Della Valle Andrea, De Carlo Sara, Sonsini Gregorio, Pilati Sebastiano, Perali Andrea, Ubaldi Massimo, Ciccocioppo Roberto
School of Pharmacy, Center of Neuroscience, University of Camerino, Via Madonna delle Carceri, 62032, Camerino, MC, Italy.
School of Pharmacy, Physics Unit, Pharmacology Unit, University of Camerino, Camerino, Italy.
Sci Rep. 2025 Jul 1;15(1):22314. doi: 10.1038/s41598-025-05712-8.
The Forced Swim Test (FST) is a widely used preclinical model for assessing antidepressant efficacy, studying stress response, and evaluating depressive-like behaviours in rodents. Over the last 10 years, more than 5500 scientific articles reporting the use of the FST have been published. Despite its widespread use, the FST behaviours are still manually scored, resulting in a labor-intensive and time-consuming process that is prone to human bias and variability. Despite eliminating some biases, existing automated systems are costly and typically only able to distinguish between immobility and active behaviours. Therefore, they are often unable to accurately differentiate the major subtypes of movement patterns, such as swimming and climbing. To address these limitations, we propose a novel approach based on machine learning (ML) using a three-dimensional residual convolutional neural network (3D RCNN) that processes video pixels directly, capturing the spatiotemporal dynamics of rodent behaviour. Our ML model was validated against manual scoring in rats treated with fluoxetine and desipramine, two antidepressants known to induce distinct behavioural patterns. The ML model successfully differentiated among swimming, climbing, and immobility behaviours, demonstrating its potential as a standardized and unbiased tool for automatized behavioural analysis in the FST. Subsequently, we successfully validated our model by testing its ability to distinguish between drugs that predominantly evoke climbing (i.e., amitriptyline), those that preferentially facilitate swimming (i.e., paroxetine), and those that evoke both in a more balanced manner (i.e., venlafaxine). This approach represents a significant advancement in preclinical research, providing a more accurate and efficient method to analyze forced swimming data in rodents. We anticipate that in addition to the FST, our model and approach could be extended for application to various behavioural tests in laboratory animals, by training with specific datasets.

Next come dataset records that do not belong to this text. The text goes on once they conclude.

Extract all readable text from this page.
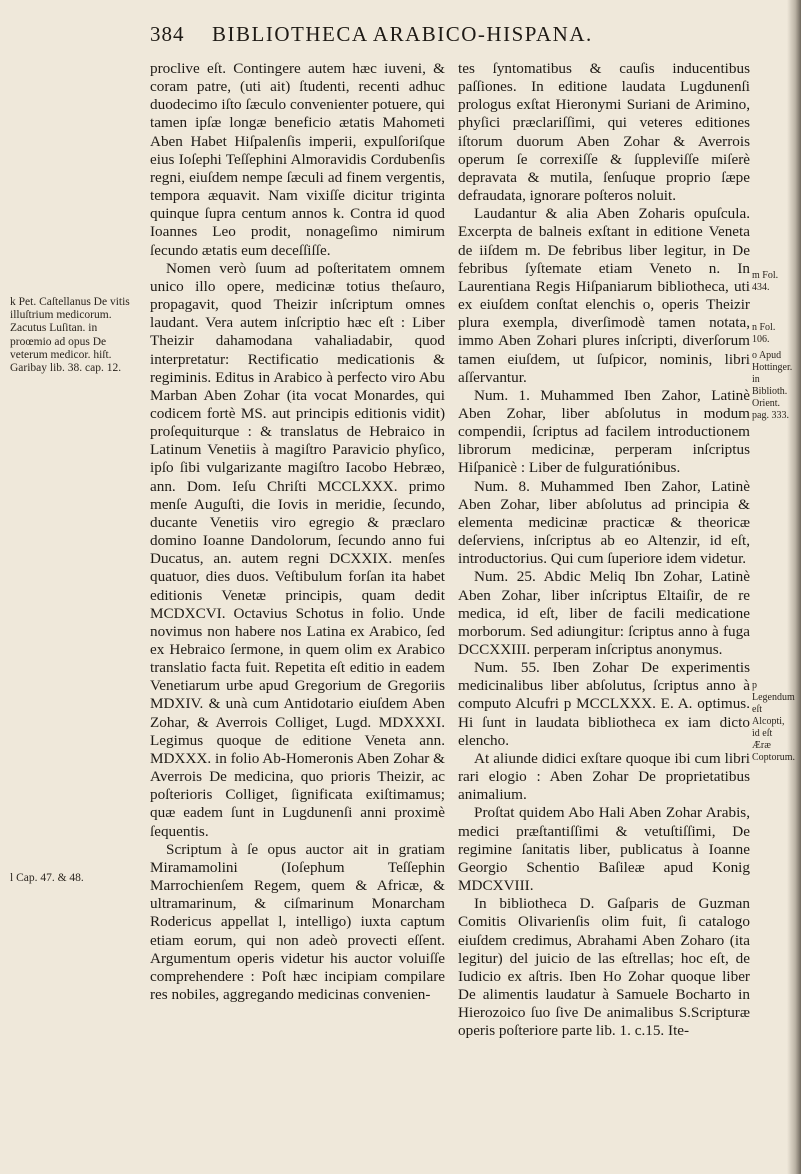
384 BIBLIOTHECA ARABICO-HISPANA.
k Pet. Caſtellanus De vitis illuſtrium medicorum. Zacutus Luſitan. in proœmio ad opus De veterum medicor. hiſt. Garibay lib. 38. cap. 12.
l Cap. 47. & 48.

proclive eſt. Contingere autem hæc iuveni, & coram patre, (uti ait) ſtudenti, recenti adhuc duodecimo iſto ſæculo convenienter potuere, qui tamen ipſæ longæ beneficio ætatis Mahometi Aben Habet Hiſpalenſis imperii, expulſoriſque eius Ioſephi Teſſephini Almoravidis Cordubenſis regni, eiuſdem nempe ſæculi ad finem vergentis, tempora æquavit. Nam vixiſſe dicitur triginta quinque ſupra centum annos k. Contra id quod Ioannes Leo prodit, nonageſimo nimirum ſecundo ætatis eum deceſſiſſe.

Nomen verò ſuum ad poſteritatem omnem unico illo opere, medicinæ totius theſauro, propagavit, quod Theizir inſcriptum omnes laudant. Vera autem inſcriptio hæc eſt : Liber Theizir dahamodana vahaliadabir, quod interpretatur: Rectificatio medicationis & regiminis. Editus in Arabico à perfecto viro Abu Marban Aben Zohar (ita vocat Monardes, qui codicem fortè MS. aut principis editionis vidit) proſequiturque : & translatus de Hebraico in Latinum Venetiis à magiſtro Paravicio phyſico, ipſo ſibi vulgarizante magiſtro Iacobo Hebræo, ann. Dom. Ieſu Chriſti MCCLXXX. primo menſe Auguſti, die Iovis in meridie, ſecundo, ducante Venetiis viro egregio & præclaro domino Ioanne Dandolorum, ſecundo anno fui Ducatus, an. autem regni DCXXIX. menſes quatuor, dies duos. Veſtibulum forſan ita habet editionis Venetæ principis, quam dedit MCDXCVI. Octavius Schotus in folio. Unde novimus non habere nos Latina ex Arabico, ſed ex Hebraico ſermone, in quem olim ex Arabico translatio facta fuit. Repetita eſt editio in eadem Venetiarum urbe apud Gregorium de Gregoriis MDXIV. & unà cum Antidotario eiuſdem Aben Zohar, & Averrois Colliget, Lugd. MDXXXI. Legimus quoque de editione Veneta ann. MDXXX. in folio Ab-Homeronis Aben Zohar & Averrois De medicina, quo prioris Theizir, ac poſterioris Colliget, ſignificata exiſtimamus; quæ eadem ſunt in Lugdunenſi anni proximè ſequentis.

Scriptum à ſe opus auctor ait in gratiam Miramamolini (Ioſephum Teſſephin Marrochienſem Regem, quem & Africæ, & ultramarinum, & ciſmarinum Monarcham Rodericus appellat l, intelligo) iuxta captum etiam eorum, qui non adeò provecti eſſent. Argumentum operis videtur his auctor voluiſſe comprehendere : Poſt hæc incipiam compilare res nobiles, aggregando medicinas convenien-

tes ſyntomatibus & cauſis inducentibus paſſiones. In editione laudata Lugdunenſi prologus exſtat Hieronymi Suriani de Arimino, phyſici præclariſſimi, qui veteres editiones iſtorum duorum Aben Zohar & Averrois operum ſe correxiſſe & ſuppleviſſe miſerè depravata & mutila, ſenſuque proprio ſæpe defraudata, ignorare poſteros noluit.

Laudantur & alia Aben Zoharis opuſcula. Excerpta de balneis exſtant in editione Veneta de iiſdem m. De febribus liber legitur, in De febribus ſyſtemate etiam Veneto n. In Laurentiana Regis Hiſpaniarum bibliotheca, uti ex eiuſdem conſtat elenchis o, operis Theizir plura exempla, diverſimodè tamen notata, immo Aben Zohari plures inſcripti, diverſorum tamen eiuſdem, ut ſuſpicor, nominis, libri aſſervantur.

Num. 1. Muhammed Iben Zahor, Latinè Aben Zohar, liber abſolutus in modum compendii, ſcriptus ad facilem introductionem librorum medicinæ, perperam inſcriptus Hiſpanicè : Liber de fulguratiónibus.

Num. 8. Muhammed Iben Zahor, Latinè Aben Zohar, liber abſolutus ad principia & elementa medicinæ practicæ & theoricæ deſerviens, inſcriptus ab eo Altenzir, id eſt, introductorius. Qui cum ſuperiore idem videtur.

Num. 25. Abdic Meliq Ibn Zohar, Latinè Aben Zohar, liber inſcriptus Eltaiſir, de re medica, id eſt, liber de facili medicatione morborum. Sed adiungitur: ſcriptus anno à fuga DCCXXIII. perperam inſcriptus anonymus.

Num. 55. Iben Zohar De experimentis medicinalibus liber abſolutus, ſcriptus anno à computo Alcufri p MCCLXXX. E. A. optimus. Hi ſunt in laudata bibliotheca ex iam dicto elencho.

At aliunde didici exſtare quoque ibi cum libri rari elogio : Aben Zohar De proprietatibus animalium.

Proſtat quidem Abo Hali Aben Zohar Arabis, medici præſtantiſſimi & vetuſtiſſimi, De regimine ſanitatis liber, publicatus à Ioanne Georgio Schentio Baſileæ apud Konig MDCXVIII.

In bibliotheca D. Gaſparis de Guzman Comitis Olivarienſis olim fuit, ſi catalogo eiuſdem credimus, Abrahami Aben Zoharo (ita legitur) del juicio de las eſtrellas; hoc eſt, de Iudicio ex aſtris. Iben Ho Zohar quoque liber De alimentis laudatur à Samuele Bocharto in Hierozoico ſuo ſive De animalibus S.Scripturæ operis poſteriore parte lib. 1. c.15. Ite-

m Fol. 434.
n Fol. 106.
o Apud Hottinger. in Biblioth. Orient. pag. 333.
p Legendum eſt Alcopti, ìd eſt Æræ Coptorum.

强迫游泳试验(FST)是一种广泛应用的临床前模型,用于评估抗抑郁药疗效、研究应激反应以及评估啮齿动物的抑郁样行为。在过去10年里,已发表了5500多篇报告使用FST的科学文章。尽管FST被广泛应用,但其行为仍需人工评分,这导致了一个劳动强度大、耗时且容易出现人为偏差和变异性的过程。尽管现有自动化系统消除了一些偏差,但成本高昂,通常只能区分不动行为和主动行为。因此,它们往往无法准确区分运动模式的主要亚型,如游泳和攀爬。为了解决这些局限性,我们提出了一种基于机器学习(ML)的新方法,使用三维残差卷积神经网络(3D RCNN)直接处理视频像素,捕捉啮齿动物行为的时空动态。我们的ML模型在接受氟西汀和地昔帕明治疗的大鼠中与人工评分进行了验证,这两种抗抑郁药已知会诱导不同的行为模式。该ML模型成功区分了游泳、攀爬和不动行为,证明了其作为FST中自动化行为分析的标准化且无偏差工具的潜力。随后,我们通过测试其区分主要诱发攀爬的药物(即阿米替林)、优先促进游泳的药物(即帕罗西汀)以及以更平衡方式诱发两者的药物(即文拉法辛)的能力,成功验证了我们的模型。这种方法代表了临床前研究的重大进展,为分析啮齿动物的强迫游泳数据提供了一种更准确、高效的方法。我们预计,除了FST之外,通过使用特定数据集进行训练,我们的模型和方法可以扩展应用于实验动物的各种行为测试。